Estos poblanos son de diferentes poblaciones como lo muestran los nombres de sus locales: “Bella Puebla”, “Tulcingo Mexican Food”, “Los Poblanos Grocery”, “Mexican Grilled”, Peluquería “Pueblita Linda”, “Mi Lupita”, etc., en donde propietarios y trabajadores realizan su jornada laboral.
Al establecer una charla con ellos, se van asomando diversas facetas de su personalidad y la diversidad de sus historias de vida en la que encuentras un punto en común: la búsqueda de una mejor calidad de vida para ellos y sus familias, en condiciones que les ha implicado la realización de jornadas de trabajo intensas puesto que hay quienes trabajan triple turno y fines de semana, lo que permite sostener la compleja dinámica de la vida laboral en estos sectores de la economía neoyorkina.
Poco a poco también, vas comprendiendo las diversas modalidades de sociabilidad y territorialidad que se establecen en esa configuración de complejas relaciones sociales, en las que el migrante no rompe con sus lazos comunitarios y familiares, porque desarrolla nuevas formas de comunicación y vinculación social que les van asegurando su presencia tanto en Estados Unidos como en su comunidad de origen.
Ellos se van construyendo, reconstruyendo y apropiándose socialmente desde diferentes dimensiones reconfigurando su identidad, su perspectiva de su vida, sus saberes y hasta la trasformación de su perspectiva de género, puesto que las mujeres en especial ya no presentan un proyecto ligado al esposo o a su pareja, sino como parte de un proyecto de vida propio.

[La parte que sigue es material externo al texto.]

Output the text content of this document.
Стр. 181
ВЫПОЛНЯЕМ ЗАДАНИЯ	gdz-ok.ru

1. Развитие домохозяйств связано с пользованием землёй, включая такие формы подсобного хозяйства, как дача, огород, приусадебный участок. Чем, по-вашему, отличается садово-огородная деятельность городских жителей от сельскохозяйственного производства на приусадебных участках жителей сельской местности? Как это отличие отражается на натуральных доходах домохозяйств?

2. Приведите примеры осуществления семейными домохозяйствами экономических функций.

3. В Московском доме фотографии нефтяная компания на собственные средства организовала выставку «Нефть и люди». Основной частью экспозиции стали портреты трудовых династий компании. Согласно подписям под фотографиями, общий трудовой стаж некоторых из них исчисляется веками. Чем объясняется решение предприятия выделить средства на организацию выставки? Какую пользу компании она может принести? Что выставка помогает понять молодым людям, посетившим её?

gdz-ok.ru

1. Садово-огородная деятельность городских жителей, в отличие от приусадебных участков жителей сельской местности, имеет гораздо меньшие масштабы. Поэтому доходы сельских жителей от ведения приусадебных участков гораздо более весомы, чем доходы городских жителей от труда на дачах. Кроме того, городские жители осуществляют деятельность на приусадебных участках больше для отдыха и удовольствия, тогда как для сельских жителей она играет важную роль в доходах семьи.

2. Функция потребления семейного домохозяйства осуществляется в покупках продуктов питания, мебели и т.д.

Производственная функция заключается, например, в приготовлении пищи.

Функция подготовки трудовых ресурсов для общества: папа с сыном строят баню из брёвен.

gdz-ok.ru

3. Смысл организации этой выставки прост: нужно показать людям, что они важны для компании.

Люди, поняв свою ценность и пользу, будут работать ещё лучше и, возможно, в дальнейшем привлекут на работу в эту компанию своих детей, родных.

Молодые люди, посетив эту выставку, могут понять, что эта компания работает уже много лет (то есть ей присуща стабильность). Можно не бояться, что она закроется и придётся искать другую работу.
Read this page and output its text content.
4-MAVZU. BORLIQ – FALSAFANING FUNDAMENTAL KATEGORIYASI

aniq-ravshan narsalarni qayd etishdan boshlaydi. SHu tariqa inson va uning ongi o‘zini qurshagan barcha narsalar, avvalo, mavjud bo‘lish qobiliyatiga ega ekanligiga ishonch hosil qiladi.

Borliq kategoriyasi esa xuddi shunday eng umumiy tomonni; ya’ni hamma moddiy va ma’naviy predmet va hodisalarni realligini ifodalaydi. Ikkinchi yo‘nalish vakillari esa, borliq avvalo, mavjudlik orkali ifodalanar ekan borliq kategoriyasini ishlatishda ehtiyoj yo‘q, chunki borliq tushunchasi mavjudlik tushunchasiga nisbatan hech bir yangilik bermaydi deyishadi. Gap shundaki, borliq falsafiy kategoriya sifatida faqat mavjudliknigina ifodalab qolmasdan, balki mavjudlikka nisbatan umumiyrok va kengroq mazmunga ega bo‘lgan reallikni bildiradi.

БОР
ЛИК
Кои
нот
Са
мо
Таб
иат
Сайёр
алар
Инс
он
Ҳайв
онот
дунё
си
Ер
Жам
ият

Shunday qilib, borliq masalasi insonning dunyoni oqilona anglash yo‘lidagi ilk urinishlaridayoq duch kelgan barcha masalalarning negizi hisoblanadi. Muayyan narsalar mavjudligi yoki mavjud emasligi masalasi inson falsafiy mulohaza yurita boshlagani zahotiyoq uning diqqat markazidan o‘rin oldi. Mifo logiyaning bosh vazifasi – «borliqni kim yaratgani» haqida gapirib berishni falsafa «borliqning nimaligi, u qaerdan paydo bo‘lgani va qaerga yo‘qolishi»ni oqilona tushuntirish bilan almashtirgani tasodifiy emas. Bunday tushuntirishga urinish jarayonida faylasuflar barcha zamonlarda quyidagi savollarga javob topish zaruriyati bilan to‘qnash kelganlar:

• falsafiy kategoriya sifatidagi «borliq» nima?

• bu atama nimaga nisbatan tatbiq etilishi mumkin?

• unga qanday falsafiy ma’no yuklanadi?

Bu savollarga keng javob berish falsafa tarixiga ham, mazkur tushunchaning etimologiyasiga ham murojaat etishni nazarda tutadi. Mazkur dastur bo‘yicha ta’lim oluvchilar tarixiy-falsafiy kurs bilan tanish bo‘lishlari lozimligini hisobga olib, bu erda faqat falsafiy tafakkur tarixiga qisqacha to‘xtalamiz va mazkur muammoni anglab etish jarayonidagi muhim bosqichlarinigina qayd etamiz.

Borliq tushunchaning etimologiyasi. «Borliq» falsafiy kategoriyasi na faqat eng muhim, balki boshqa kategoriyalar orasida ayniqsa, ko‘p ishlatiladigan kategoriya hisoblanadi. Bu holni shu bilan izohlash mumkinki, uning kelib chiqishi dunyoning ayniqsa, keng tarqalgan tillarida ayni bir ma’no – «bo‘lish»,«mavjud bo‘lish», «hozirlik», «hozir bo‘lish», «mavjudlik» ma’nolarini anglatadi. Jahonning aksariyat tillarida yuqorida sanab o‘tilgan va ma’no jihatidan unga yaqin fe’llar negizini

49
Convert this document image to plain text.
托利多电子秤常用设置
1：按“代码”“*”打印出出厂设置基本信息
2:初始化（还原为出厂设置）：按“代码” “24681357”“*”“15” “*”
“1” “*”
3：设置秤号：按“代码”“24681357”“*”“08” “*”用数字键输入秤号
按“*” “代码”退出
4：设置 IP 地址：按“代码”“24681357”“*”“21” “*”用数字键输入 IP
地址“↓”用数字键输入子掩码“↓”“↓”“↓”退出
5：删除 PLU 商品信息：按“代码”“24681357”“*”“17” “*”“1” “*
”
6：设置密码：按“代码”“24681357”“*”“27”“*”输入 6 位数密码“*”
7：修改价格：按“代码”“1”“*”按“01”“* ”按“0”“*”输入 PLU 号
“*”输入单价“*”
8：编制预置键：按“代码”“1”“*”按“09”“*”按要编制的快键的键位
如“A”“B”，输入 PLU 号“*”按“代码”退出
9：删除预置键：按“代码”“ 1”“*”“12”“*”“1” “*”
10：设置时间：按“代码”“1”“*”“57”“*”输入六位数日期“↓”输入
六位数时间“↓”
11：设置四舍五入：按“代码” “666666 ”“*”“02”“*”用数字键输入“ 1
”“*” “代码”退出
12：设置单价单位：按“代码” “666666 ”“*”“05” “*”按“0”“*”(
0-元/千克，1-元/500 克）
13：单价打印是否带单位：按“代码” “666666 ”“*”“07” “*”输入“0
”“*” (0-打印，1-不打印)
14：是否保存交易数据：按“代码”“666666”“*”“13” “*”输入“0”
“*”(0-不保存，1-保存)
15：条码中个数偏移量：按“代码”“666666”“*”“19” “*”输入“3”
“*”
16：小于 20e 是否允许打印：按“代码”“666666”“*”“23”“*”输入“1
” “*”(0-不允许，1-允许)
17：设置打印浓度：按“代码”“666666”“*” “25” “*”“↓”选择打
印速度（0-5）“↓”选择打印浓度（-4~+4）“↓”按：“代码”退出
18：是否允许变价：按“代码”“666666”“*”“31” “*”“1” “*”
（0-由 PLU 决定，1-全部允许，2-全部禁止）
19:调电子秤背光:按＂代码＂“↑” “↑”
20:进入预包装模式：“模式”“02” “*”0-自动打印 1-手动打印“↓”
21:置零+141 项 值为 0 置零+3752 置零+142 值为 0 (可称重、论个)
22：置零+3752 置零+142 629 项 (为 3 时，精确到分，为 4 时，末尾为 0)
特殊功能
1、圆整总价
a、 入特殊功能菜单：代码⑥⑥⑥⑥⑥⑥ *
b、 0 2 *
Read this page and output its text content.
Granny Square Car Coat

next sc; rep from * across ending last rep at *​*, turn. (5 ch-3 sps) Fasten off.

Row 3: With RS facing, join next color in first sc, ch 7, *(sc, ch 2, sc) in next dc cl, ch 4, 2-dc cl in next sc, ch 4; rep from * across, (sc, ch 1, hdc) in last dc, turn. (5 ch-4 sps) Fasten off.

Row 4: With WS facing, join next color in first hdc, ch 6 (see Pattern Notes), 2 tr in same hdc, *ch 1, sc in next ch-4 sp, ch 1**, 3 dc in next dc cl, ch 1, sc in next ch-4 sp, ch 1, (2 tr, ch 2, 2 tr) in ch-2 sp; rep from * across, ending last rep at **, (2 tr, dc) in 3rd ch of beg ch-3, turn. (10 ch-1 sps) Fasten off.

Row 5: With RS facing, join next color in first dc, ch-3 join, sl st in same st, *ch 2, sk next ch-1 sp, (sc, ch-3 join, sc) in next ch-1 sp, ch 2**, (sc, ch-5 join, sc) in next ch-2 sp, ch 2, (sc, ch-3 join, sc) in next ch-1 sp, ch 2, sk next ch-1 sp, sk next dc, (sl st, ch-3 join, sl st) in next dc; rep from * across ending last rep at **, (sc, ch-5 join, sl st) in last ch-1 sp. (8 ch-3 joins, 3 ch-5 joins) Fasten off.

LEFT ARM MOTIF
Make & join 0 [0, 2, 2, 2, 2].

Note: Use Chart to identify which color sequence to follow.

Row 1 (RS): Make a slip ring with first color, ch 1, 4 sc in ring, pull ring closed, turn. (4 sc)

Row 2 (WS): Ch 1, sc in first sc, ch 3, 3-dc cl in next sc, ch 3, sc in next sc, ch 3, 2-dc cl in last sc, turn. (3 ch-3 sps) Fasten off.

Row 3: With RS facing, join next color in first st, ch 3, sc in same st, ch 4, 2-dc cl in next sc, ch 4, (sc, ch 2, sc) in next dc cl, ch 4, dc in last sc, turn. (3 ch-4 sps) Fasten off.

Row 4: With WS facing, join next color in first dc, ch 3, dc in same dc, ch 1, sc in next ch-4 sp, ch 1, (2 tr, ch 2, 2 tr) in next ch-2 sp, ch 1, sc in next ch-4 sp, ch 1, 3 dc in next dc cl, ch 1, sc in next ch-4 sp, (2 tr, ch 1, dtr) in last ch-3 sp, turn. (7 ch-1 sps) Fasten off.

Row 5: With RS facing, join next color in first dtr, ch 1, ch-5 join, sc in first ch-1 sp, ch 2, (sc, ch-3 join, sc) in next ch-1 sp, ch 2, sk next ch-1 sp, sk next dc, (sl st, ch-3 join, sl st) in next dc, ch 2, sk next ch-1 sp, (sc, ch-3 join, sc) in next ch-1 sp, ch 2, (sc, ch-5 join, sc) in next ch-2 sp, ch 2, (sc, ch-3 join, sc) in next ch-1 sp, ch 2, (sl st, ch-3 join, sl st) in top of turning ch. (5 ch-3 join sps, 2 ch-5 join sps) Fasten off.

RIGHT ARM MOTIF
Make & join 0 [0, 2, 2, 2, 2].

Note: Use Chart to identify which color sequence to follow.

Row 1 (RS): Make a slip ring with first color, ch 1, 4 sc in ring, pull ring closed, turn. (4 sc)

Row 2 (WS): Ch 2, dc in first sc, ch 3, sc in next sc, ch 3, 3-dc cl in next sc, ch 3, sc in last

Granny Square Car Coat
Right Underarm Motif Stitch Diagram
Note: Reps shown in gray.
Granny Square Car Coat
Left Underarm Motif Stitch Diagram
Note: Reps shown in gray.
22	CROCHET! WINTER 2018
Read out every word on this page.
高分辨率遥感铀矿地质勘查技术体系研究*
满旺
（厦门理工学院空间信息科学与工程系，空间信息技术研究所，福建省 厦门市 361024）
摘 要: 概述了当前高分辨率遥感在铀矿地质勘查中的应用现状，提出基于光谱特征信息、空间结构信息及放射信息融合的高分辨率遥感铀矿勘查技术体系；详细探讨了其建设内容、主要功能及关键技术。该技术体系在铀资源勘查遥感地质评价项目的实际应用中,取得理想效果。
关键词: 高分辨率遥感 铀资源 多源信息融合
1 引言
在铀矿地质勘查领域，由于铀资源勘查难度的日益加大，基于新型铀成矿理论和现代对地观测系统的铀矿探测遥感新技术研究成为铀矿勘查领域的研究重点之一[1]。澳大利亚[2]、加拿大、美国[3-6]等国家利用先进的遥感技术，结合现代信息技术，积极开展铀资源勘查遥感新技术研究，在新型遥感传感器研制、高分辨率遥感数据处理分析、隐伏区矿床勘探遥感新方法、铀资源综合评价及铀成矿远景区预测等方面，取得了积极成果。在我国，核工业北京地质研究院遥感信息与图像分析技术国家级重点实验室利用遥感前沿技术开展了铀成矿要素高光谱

En sus narrativas comparten al mismo tiempo lo rural, lo local, lo nacional, lo urbano y lo global en sus diversos modos de ser migrante con ciertas características compartidas dentro de una manera de ser, pensar, sentir, actuar y vivir particular, entre diversas interacciones producto de su experiencia de movilidad, pero también de incertidumbre.
No ha sido fácil para ninguno de ellos vivir en esos espacios sociales en los cuales se evidencia las intersecciones entre sociedades desiguales en un sistema capitalista global, por lo que hay que conocerlos, valorarlos y apoyarlos.
Todos ellos son poblanos como nosotros, con coraje y valentía para enfrentar sus particulares condiciones de vida por lo que es importante destacar que no debemos olvidarlos dentro del diseño de nuestras políticas públicas.